Mois de la photo: je, me, moi

Il fallait s’y attendre: dans la programmation du 14e Mois de la photo à Montréal, une grande place est faite à la notion de selfie, ou égoportrait.

L’installation #LLL, Looking, Listening, Looping, de Paul Wong, est constituée de 40 écrans qui diffusent en boucle des vidéos et des photographies, allant des égoportraits aux images abstraites. Elle est présentée à la Galerie Joyce Yahouda dans le cadre du Mois de la photo à Montréal. (Photo: Tristan Malavoy-Racine)
L’installation #LLL, Looking, Listening, Looping, de Paul Wong, est constituée de 40 écrans qui diffusent en boucle des vidéos et des photographies, allant des égoportraits aux images abstraites. Elle est présentée à la Galerie Joyce Yahouda dans le cadre du Mois de la photo à Montréal.

CultureL’égoportrait est central dans le travail du Canadien Paul Wong, qui l’intègre dans son expo Multiverse (Galerie Joyce Yahouda), notamment dans l’installation intitulée #LLL, Looking, Listening, Looping, composée d’un mur de 40 écrans qui nous incite à réfléchir à nos façons de «capter» le fil de nos vies.

Avec Hello World! (Maison de la culture Frontenac), l’Américain Christopher Baker s’intéresse, lui, à la «cacophonie de voix incompréhensibles qui fait de l’agora numérique un véritable poulailler». Pour illustrer son propos, il a incorporé dans son installation How I Learned to Stop Listening and Love the Noise quelque 5000 entrées provenant de MySpace, YouTube et Facebook, dans le but d’évoquer le «striptease mondial» — ce sont ses mots — auquel nous assistons de nos jours.

Le 3 octobre à 14 h 30, on pourra d’ailleurs parfaire ses propres techniques d’égoportrait grâce à l’atelier Selfie: Les identités fabriquées sur mesure.

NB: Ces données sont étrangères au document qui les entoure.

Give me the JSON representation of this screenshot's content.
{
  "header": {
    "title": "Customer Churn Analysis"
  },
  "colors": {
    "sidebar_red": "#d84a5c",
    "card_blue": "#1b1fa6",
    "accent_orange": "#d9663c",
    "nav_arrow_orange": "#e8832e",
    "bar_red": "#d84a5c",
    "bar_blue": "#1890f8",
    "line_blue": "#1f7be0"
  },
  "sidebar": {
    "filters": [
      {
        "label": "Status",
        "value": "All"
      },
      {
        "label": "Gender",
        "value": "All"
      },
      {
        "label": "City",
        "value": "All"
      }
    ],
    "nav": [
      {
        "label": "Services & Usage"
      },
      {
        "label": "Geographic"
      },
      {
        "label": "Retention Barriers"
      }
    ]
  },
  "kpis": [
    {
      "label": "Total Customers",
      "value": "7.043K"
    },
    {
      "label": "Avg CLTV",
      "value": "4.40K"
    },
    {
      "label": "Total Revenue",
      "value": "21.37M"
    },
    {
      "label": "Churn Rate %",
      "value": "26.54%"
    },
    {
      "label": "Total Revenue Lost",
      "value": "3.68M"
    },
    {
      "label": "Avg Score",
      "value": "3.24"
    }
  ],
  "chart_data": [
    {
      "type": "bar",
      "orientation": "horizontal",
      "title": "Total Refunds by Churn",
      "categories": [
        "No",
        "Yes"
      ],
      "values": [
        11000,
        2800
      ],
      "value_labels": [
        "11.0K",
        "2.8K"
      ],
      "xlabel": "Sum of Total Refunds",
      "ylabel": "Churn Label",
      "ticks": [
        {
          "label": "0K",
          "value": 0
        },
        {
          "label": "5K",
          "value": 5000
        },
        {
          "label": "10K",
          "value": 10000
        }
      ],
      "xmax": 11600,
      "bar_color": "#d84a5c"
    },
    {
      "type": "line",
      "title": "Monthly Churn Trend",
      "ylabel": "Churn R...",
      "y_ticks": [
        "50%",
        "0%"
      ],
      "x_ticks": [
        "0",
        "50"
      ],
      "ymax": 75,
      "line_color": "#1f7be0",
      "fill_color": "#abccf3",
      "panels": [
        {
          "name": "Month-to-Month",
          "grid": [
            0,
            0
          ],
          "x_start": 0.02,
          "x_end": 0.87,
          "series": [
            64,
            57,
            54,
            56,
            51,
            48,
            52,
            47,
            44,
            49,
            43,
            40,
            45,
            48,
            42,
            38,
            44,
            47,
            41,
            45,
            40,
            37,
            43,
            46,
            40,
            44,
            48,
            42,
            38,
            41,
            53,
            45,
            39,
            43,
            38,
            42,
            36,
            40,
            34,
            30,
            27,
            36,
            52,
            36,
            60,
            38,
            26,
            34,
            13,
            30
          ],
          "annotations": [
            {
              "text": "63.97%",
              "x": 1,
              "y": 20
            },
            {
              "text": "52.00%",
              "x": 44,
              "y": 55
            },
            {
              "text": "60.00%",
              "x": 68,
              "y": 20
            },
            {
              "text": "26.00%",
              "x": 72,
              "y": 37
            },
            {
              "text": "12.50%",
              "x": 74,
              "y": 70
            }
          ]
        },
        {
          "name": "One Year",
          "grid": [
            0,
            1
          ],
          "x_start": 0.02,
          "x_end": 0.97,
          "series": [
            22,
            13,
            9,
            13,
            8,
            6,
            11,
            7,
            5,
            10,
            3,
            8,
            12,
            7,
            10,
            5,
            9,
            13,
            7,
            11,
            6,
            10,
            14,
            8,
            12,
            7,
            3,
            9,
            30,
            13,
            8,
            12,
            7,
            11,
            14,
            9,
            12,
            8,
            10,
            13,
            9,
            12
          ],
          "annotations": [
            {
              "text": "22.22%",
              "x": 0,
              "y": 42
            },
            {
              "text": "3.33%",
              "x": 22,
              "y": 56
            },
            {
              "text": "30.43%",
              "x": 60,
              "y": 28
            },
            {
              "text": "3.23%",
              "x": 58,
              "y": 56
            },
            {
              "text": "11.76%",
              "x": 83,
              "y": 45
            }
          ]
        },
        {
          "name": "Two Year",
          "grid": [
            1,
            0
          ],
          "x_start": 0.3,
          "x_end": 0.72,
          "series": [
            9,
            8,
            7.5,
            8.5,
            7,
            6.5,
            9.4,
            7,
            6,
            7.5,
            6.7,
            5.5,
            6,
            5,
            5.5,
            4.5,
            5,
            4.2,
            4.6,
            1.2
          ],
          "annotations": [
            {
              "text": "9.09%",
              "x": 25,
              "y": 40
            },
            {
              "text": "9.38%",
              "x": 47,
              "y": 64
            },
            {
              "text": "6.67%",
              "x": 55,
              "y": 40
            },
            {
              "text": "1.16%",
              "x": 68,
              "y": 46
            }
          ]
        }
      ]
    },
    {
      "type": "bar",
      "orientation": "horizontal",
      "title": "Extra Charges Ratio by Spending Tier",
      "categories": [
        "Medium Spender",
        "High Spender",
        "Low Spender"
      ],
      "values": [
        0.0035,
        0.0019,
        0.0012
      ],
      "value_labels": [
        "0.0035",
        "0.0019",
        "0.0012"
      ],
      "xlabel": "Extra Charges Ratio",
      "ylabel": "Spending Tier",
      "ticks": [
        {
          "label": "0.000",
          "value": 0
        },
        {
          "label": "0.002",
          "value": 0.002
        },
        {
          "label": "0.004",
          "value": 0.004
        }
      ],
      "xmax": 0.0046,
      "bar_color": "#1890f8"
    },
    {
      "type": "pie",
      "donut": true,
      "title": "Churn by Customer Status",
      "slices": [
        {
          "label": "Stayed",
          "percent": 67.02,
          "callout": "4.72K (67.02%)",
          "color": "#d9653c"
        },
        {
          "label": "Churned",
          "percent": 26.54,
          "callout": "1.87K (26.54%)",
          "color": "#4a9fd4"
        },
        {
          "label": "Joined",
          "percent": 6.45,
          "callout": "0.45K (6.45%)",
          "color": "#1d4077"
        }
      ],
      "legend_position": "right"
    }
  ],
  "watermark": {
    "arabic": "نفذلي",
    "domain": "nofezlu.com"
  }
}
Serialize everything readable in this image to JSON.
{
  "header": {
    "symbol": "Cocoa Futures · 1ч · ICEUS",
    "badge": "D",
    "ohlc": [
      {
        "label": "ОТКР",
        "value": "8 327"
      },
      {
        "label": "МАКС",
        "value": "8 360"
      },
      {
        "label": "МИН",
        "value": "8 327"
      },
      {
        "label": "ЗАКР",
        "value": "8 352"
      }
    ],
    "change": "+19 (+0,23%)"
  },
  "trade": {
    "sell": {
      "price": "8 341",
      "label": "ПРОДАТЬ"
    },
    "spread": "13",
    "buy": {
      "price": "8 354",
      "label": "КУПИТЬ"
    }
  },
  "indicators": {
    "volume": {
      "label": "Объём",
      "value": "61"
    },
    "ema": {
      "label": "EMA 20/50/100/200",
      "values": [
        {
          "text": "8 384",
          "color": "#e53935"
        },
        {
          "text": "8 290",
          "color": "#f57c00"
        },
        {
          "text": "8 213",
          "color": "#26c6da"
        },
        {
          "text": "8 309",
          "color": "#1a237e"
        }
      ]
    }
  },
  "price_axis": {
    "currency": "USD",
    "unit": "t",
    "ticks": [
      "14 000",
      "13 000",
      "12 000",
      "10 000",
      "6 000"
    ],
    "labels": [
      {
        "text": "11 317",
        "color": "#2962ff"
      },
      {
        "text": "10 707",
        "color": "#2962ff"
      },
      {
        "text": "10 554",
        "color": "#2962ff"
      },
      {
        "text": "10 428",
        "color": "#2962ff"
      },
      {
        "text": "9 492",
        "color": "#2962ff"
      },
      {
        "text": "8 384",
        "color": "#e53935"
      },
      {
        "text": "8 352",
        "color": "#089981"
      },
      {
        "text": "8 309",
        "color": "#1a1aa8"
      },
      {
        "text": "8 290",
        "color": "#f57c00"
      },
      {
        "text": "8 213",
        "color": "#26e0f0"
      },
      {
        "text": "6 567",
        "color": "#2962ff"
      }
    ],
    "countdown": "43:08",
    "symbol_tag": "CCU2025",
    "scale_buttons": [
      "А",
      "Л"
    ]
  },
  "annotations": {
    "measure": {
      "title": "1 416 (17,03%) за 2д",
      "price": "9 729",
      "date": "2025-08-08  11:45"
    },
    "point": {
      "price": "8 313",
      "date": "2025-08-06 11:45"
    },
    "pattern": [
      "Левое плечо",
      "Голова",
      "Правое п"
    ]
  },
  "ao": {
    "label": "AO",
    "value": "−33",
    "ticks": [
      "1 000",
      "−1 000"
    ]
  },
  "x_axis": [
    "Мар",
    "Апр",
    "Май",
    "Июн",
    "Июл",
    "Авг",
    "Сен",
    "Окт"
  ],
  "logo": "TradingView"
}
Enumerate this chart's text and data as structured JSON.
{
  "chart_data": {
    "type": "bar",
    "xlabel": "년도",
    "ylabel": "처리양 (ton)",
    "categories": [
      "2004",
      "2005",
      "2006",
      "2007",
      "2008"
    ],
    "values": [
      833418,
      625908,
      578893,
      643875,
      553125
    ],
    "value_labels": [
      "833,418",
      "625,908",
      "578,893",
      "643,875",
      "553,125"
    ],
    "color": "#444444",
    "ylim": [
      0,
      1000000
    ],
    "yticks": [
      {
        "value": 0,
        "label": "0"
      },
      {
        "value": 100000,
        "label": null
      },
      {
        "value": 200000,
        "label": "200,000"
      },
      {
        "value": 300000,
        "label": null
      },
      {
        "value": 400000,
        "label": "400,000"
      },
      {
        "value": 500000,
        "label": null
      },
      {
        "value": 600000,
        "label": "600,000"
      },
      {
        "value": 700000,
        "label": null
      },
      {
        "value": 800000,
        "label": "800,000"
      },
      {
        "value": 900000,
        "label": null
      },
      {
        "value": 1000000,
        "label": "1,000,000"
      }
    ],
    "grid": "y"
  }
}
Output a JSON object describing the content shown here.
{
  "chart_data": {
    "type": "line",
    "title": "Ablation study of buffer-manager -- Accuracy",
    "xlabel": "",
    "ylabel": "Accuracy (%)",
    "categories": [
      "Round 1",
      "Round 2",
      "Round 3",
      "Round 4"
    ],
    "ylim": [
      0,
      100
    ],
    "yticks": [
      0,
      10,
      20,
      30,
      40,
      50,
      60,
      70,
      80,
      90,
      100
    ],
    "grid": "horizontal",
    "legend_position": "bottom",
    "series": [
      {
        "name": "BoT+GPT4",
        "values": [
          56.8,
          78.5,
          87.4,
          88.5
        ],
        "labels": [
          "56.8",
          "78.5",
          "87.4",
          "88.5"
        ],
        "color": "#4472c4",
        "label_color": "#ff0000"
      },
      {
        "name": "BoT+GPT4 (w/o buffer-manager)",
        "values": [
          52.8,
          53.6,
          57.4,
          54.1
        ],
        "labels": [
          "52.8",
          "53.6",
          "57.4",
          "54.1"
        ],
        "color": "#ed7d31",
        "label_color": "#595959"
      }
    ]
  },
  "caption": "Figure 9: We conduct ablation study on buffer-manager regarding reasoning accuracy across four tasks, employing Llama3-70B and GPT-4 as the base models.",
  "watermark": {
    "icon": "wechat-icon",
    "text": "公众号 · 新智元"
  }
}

Après avoir remonté l’histoire du selfie, on y apprendra des trucs pour en réaliser qui sortent de l’ordinaire (activité payante / réservation obligatoire à lesphotographes.org/ca/cours-photo).

Pour ceux qui voudraient pousser la réflexion plus loin, le Mois de la photo de Montréal (MPM) a programmé un colloque au titre bilingue, À partir d’aujourd’hui… Reconsidering Postphotography, dont les activités auront lieu du 1er au 3 octobre à l’Université Concordia et au Centre canadien d’architecture. On y abordera entre autres la manière dont la révolution numérique a forgé l’identité collective de la génération Y et l’imagination des artistes.

Dans un volet plus festif, le Mois de la photo convie le public à sa «Nuit MPM», le 8 octobre à compter de 20 h, au quartier général de l’événement: la Parisian Laundry (3550, rue Saint-Antoine Ouest). Le rendez-vous sera l’occasion de voir, avec la musique de DJ Donald Lauture en fond sonore, les six projets artistiques présentés sur place dans le cadre du festival.

Le MPM, une biennale, met en lumière le travail d’artistes internationaux et canadiens, établis et émergents, jusqu’au 11 octobre. La présentation 2015, signée par le Catalan Joan Fontcuberta, est placée sous le thème La condition post-photographique.